The General Data Protection Regulation (GDPR), which goes into effect May 25, 2018, will impact cloud data storage providers all over the world, but will have an even bigger impact on the legal implications around the transfer of data.
TechRepublic's Dan Patterson met with Relativity's e-Discovery counsel David Horrigan to discuss the GDPR's impact on legal proceedings, and the transfer of data between law firms and legal service providers.
"The idea behind [the GDPR] is to harmonize the law, and make it almost easier to conduct business, as opposed to dealing with various EU member states and having contradictory policies," Horrigan said. The challenge for US law firms is that the regulation is more strenuous than the previous directive they were used to.

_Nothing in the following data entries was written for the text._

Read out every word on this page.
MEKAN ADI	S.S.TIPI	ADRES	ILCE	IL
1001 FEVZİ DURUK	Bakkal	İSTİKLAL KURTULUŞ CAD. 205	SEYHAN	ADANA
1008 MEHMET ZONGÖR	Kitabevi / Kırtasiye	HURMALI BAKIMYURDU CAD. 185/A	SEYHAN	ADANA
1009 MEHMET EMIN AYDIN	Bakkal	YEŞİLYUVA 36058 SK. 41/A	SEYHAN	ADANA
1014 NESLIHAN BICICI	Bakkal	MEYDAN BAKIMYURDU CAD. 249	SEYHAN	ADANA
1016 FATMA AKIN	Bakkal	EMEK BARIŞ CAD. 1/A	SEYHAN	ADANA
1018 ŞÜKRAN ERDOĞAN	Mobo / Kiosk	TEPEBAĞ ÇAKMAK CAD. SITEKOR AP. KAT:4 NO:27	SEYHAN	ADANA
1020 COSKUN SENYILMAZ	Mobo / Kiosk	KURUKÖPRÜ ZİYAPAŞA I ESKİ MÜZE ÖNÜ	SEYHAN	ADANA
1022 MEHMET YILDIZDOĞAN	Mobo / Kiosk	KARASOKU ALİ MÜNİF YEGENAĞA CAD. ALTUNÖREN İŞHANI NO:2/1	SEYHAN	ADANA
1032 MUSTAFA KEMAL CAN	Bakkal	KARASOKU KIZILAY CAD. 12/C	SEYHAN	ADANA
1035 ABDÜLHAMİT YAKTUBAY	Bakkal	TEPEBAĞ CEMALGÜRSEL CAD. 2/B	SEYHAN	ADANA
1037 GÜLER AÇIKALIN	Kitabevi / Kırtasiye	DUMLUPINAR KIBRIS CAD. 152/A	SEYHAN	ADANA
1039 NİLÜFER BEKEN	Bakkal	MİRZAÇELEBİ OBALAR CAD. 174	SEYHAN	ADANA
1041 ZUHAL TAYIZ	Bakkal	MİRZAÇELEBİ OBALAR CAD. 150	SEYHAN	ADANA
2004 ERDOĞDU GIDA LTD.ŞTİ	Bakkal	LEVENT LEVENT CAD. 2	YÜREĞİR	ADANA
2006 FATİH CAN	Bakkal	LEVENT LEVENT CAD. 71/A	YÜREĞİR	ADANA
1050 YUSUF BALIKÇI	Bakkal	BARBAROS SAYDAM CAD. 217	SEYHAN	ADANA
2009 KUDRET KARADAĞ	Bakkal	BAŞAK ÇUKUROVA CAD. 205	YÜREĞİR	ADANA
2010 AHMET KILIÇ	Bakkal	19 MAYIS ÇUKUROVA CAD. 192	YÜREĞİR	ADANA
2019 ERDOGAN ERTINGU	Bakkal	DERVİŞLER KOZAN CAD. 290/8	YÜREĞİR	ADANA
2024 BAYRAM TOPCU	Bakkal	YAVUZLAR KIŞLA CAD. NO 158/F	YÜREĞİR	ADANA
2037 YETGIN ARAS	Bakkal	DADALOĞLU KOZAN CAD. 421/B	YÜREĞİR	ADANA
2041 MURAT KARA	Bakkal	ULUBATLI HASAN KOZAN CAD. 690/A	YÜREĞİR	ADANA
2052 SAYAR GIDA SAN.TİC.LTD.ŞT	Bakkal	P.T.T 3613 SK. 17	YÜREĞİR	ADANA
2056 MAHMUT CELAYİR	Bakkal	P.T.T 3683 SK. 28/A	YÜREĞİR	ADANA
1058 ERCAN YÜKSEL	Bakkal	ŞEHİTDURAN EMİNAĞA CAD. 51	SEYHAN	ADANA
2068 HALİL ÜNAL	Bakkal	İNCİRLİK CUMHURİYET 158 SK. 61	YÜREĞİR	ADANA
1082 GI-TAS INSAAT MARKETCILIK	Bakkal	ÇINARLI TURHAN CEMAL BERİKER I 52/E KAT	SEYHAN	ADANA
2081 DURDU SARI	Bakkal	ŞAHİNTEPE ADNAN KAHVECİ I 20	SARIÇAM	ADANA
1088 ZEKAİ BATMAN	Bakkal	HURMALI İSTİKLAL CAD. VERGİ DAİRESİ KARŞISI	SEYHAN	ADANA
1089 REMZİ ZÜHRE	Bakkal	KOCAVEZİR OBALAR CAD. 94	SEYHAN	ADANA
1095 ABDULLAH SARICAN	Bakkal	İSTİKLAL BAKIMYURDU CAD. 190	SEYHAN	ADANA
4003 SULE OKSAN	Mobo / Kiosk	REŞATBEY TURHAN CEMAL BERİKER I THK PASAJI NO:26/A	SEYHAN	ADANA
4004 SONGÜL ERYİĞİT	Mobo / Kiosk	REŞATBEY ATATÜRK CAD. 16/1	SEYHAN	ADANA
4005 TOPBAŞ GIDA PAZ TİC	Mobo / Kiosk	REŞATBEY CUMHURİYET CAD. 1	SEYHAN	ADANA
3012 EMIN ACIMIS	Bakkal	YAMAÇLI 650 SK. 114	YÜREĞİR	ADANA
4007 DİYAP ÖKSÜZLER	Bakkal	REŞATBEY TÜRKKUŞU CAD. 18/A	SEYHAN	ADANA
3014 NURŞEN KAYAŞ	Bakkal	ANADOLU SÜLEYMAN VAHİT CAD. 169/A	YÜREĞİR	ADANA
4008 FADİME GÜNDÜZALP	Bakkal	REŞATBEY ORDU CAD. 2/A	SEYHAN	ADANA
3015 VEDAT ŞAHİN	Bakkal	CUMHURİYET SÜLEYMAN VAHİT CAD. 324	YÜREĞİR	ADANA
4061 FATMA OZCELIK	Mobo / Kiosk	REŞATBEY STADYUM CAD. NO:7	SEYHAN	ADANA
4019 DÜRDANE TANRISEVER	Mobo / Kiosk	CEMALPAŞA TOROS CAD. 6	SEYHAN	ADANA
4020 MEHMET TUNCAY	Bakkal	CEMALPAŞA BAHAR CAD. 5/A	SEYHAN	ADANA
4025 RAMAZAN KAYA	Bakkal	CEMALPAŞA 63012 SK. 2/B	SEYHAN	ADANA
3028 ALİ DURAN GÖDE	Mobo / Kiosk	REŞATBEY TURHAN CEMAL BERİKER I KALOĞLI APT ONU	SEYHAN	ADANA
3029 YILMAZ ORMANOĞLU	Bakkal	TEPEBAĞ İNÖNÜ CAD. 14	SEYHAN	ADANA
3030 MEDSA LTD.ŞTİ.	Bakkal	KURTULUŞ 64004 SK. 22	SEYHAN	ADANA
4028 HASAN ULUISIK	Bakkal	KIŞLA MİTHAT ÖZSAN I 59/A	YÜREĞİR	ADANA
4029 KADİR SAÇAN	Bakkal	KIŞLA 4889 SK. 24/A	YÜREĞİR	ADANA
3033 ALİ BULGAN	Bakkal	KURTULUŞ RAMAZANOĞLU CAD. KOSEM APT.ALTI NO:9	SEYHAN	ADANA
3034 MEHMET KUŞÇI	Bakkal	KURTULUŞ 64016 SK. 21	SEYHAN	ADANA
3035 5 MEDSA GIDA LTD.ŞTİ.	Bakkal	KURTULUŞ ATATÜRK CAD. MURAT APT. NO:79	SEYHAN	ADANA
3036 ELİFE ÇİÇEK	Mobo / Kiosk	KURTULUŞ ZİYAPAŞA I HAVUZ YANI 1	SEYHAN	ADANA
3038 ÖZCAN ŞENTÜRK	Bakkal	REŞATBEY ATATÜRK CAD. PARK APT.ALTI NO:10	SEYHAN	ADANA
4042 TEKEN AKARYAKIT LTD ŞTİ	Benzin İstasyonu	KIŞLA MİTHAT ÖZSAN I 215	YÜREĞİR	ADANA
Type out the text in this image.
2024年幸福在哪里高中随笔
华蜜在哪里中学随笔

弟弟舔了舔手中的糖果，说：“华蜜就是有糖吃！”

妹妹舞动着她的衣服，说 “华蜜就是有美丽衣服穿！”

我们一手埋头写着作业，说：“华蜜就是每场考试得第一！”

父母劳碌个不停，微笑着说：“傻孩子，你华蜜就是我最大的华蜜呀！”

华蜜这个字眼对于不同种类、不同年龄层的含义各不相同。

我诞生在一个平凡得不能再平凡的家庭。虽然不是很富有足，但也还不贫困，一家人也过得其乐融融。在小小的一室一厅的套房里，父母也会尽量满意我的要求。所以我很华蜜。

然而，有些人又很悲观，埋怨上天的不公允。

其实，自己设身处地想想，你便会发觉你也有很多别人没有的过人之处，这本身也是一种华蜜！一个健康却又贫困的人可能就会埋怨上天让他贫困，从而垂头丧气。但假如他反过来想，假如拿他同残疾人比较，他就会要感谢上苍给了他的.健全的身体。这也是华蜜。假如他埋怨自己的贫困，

The US is not considered to have adequate data privacy and protection standards under EU law, he said. Horrigan suggests for companies to first have good information governance by hiring a data protection officer, and even obtaining an ISO 27001 certification proving the company met adequate data privacy standards. "When you think about information governance, it's something that you want to do anyway, but procedures such as this will help you comply with the GDPR," Horrigan said.
The GDPR is an important part to having good governance, he said. "It gives you a better handle on what data you have and what you need to do about that data. It's good for your business because it builds trust in people knowing that you're handling their personal data in a satisfactory way."
"It really streamlines your operations, gives you that sense of confidence, and knowing that not only are you compliant with law, it makes sense from just a pure business standpoint," he added.